The City corporation expects to have $237 million in financial reserve at the end of 2016. Generally, each reserve has an intended use, which is mandated by Council policy.
The tTax Rate Stabilization Reserve was established in 2011 to help buffer against volatile commodity markets and stabilize the contribution to the municipal operating budget from the energy utilities. However, with low oil and gas pricesthe tax rate stabilization fund was fully depleted at the end of 2016. $35 million was transferred from the Electric Reserve to the Tax Rate Stabilization Reserve to fund the shortfall in 2017 and 2018.
Dec. 31, 2017 ($ millions)
- Community Capital: $ 10
- Infrastructure Reserve: $ 9
- Gas Depletion: $ 51
- Electric Equipment: $ 42
- Tax Rate Stabilization: $ 17
- Unrestricted – NGPR: $ 130
- Total: $259
Although we have funds earmarked in other established reserves, we must carefully consider what we spend now, and what we save for future needs, including abandonment costs. Just like a household savings account, once the money is spent, it’s gone for good and new funds are needed to replenish the account.

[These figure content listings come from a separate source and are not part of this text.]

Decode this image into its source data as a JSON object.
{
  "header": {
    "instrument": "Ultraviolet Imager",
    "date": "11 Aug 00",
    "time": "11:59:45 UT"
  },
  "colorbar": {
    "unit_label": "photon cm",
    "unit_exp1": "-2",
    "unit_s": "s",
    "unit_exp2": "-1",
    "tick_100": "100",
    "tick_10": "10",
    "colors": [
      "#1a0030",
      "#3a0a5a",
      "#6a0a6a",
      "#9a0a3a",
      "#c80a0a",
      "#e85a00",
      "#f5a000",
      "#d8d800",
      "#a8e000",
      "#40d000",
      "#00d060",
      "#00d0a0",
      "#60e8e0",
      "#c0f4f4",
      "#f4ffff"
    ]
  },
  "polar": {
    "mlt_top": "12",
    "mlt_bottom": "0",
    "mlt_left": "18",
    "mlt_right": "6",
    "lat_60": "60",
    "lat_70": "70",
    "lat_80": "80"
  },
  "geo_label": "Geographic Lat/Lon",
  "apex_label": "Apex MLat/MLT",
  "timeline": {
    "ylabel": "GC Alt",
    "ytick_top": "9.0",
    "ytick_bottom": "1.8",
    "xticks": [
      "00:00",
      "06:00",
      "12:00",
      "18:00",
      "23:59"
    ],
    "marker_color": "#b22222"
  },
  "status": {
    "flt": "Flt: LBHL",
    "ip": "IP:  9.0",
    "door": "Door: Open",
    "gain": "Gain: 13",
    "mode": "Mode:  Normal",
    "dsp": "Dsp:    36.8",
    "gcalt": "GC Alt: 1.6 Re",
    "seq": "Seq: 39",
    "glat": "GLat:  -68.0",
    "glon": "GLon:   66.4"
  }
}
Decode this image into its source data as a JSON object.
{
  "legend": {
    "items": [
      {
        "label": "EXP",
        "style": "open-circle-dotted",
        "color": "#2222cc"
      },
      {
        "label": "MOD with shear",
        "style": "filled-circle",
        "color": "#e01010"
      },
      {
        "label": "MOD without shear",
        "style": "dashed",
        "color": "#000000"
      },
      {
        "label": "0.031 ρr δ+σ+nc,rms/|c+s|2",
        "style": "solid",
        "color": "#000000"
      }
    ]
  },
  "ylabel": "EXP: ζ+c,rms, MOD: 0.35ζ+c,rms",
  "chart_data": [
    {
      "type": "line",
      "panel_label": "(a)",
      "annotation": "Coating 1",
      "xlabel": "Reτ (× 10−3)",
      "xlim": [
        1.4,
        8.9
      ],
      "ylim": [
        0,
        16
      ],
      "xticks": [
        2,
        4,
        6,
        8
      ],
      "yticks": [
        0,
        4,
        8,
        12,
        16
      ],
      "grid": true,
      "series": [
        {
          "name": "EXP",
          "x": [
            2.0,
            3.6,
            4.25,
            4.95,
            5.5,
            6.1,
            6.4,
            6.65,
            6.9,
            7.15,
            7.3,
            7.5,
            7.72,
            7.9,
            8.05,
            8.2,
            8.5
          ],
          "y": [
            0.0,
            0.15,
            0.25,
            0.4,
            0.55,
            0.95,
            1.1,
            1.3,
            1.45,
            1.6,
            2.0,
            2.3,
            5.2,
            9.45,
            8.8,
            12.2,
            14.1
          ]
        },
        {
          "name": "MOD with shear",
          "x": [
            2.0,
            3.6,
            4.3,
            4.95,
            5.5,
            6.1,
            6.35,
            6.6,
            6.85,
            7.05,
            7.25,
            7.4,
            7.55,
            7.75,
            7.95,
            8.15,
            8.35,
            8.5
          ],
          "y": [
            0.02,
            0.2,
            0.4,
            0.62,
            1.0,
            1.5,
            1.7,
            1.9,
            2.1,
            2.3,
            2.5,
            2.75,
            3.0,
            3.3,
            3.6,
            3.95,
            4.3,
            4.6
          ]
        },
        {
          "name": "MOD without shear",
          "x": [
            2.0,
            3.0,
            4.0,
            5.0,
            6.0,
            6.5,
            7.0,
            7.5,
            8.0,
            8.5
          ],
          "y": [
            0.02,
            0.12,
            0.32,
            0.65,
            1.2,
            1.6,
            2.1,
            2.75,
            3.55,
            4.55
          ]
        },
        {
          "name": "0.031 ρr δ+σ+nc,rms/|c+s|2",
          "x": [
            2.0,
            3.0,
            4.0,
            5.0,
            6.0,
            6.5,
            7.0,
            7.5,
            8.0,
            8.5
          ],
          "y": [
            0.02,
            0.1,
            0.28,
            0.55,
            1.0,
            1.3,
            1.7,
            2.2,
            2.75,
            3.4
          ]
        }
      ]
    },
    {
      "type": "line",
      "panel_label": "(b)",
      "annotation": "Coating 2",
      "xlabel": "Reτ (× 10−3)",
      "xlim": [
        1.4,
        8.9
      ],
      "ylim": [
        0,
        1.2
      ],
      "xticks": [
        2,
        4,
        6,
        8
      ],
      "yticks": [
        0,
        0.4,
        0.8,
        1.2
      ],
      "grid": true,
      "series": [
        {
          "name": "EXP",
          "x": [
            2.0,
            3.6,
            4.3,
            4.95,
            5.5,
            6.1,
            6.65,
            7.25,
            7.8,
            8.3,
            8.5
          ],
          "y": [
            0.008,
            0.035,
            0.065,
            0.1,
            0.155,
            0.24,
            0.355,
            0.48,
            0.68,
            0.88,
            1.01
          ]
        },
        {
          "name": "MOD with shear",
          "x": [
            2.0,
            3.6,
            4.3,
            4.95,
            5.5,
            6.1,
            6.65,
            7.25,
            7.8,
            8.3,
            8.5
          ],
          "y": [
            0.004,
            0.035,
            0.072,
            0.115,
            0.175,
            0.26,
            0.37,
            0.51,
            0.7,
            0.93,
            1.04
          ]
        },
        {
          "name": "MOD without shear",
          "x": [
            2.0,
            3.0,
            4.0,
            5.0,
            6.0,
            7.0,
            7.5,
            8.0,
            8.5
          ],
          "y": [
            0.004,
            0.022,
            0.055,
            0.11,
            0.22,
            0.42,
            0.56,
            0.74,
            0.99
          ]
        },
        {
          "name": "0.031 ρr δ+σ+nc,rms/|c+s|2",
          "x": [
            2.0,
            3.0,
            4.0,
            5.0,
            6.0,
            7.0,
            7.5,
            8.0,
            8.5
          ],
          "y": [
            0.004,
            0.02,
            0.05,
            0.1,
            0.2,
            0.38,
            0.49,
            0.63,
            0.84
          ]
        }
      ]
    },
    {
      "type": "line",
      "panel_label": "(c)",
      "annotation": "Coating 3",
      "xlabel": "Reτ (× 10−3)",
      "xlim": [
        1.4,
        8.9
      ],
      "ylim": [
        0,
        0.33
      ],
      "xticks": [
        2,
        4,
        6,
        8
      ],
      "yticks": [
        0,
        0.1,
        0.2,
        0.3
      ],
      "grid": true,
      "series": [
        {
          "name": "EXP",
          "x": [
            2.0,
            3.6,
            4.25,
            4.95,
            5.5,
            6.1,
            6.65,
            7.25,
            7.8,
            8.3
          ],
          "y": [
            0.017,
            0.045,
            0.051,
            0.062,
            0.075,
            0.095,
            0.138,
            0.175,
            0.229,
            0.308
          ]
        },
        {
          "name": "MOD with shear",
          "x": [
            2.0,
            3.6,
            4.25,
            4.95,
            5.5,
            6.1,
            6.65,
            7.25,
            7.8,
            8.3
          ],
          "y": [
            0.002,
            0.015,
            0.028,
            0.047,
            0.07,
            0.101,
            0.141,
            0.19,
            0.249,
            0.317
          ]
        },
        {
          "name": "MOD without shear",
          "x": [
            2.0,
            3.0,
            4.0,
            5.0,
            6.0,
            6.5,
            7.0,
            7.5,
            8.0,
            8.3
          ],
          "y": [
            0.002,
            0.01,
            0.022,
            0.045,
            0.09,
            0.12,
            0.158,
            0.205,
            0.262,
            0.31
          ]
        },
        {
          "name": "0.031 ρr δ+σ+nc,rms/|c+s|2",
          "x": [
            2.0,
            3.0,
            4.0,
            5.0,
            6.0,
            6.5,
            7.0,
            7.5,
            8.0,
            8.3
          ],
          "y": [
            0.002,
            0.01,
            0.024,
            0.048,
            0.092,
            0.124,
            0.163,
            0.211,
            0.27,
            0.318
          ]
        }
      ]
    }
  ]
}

In 2016, approved the establishment of a Heritage Reserve to:
- create an endowment savings fund for the citizens of Medicine Hat,
- capture value of the commodity based businesses from future earnings, and
- utilize annual investment returns to support the prevailing Council’s Strategic Priorities.
During the 10-year Financially Fit plan, distributable cash flow from NGPR and Genco will be split half to Tax Stabilization Reserve and half to the Heritage Savings Reserve. Once the municipal budget reliance on an energy dividend is eliminated, all distributable cash flow from NGPR and Genco would be transferred to the Heritage Reserve.